Please consider the use of the term "probability" as a pragmatic abuse of language that is used to make make certain calculations easier to explain.
This project uses data collected from Wikipedia on the following languages:
- German (de)
- English (en)
- Spanish (es)
- French (fr)
- Italian (it)
- Portuguese (pt)
- Turkish (tr)
Feel free to read the data collection logs to see what kinds of sources were used for language data.
This includes on the order of 10 MB of data per language. This incurs a one-time cost on program startup when data is initially loaded from JSON files. This quantity of data is from after summarizing the original data, a process which can reduce its size by up to an order of magnitude. It is not yet clear what the consequences are of summarizing the language data. For example, it may have a helpful de-noising effect, or it may adversely affect the quality of the model by limiting its worldly knowledge -- probably the latter.
To determine the language of a string:
from textprobability.classify import default_classifier
probabilities_by_language_with_default_priors = default_classifier(snippet)
The most probable language will be the argmax of the resulting map.

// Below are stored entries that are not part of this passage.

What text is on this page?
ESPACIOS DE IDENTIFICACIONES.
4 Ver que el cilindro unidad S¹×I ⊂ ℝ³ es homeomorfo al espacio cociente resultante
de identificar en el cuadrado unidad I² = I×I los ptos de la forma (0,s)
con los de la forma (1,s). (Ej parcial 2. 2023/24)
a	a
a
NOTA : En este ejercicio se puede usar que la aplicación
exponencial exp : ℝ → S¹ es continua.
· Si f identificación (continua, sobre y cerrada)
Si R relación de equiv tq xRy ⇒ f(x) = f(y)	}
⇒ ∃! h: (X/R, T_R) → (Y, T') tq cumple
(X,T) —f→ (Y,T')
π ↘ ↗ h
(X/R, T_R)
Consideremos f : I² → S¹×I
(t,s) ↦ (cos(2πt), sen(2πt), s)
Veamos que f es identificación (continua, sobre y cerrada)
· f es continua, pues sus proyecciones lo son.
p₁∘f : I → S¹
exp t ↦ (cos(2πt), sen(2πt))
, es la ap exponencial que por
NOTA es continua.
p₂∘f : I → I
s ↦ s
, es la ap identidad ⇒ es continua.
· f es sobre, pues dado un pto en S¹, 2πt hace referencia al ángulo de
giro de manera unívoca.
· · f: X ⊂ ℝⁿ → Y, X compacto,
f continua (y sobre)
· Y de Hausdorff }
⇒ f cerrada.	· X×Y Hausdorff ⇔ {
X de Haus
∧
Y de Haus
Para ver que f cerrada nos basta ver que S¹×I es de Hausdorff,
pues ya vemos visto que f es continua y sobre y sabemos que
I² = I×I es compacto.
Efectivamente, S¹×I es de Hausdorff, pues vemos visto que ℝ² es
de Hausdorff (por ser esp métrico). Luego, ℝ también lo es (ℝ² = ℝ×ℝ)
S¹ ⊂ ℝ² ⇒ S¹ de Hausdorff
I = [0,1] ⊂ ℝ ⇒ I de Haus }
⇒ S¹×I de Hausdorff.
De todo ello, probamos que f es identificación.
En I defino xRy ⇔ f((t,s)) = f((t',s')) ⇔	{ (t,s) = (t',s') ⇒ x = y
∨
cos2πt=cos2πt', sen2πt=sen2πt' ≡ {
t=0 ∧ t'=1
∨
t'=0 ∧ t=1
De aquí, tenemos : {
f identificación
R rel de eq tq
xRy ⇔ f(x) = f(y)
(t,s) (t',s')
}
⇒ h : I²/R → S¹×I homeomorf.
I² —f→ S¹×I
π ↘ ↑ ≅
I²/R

To determine a rough "probability" of observing a particular string in a corpus having some language:
bcp_47_langcode = "fr"
p_given_french = markov(bcp_47_langcode) # The result is a function.
my_text = "le sigle"
probability_of_my_text = p_given_french(my_text) # The result is a float in [0, 1].
To run examples, run:
python3 -m textprobability.examples.classification
Or:
python3 -m textprobability.examples.defaults
For help collecting new language data, run:
python3 -m textprobability.data.get_data --help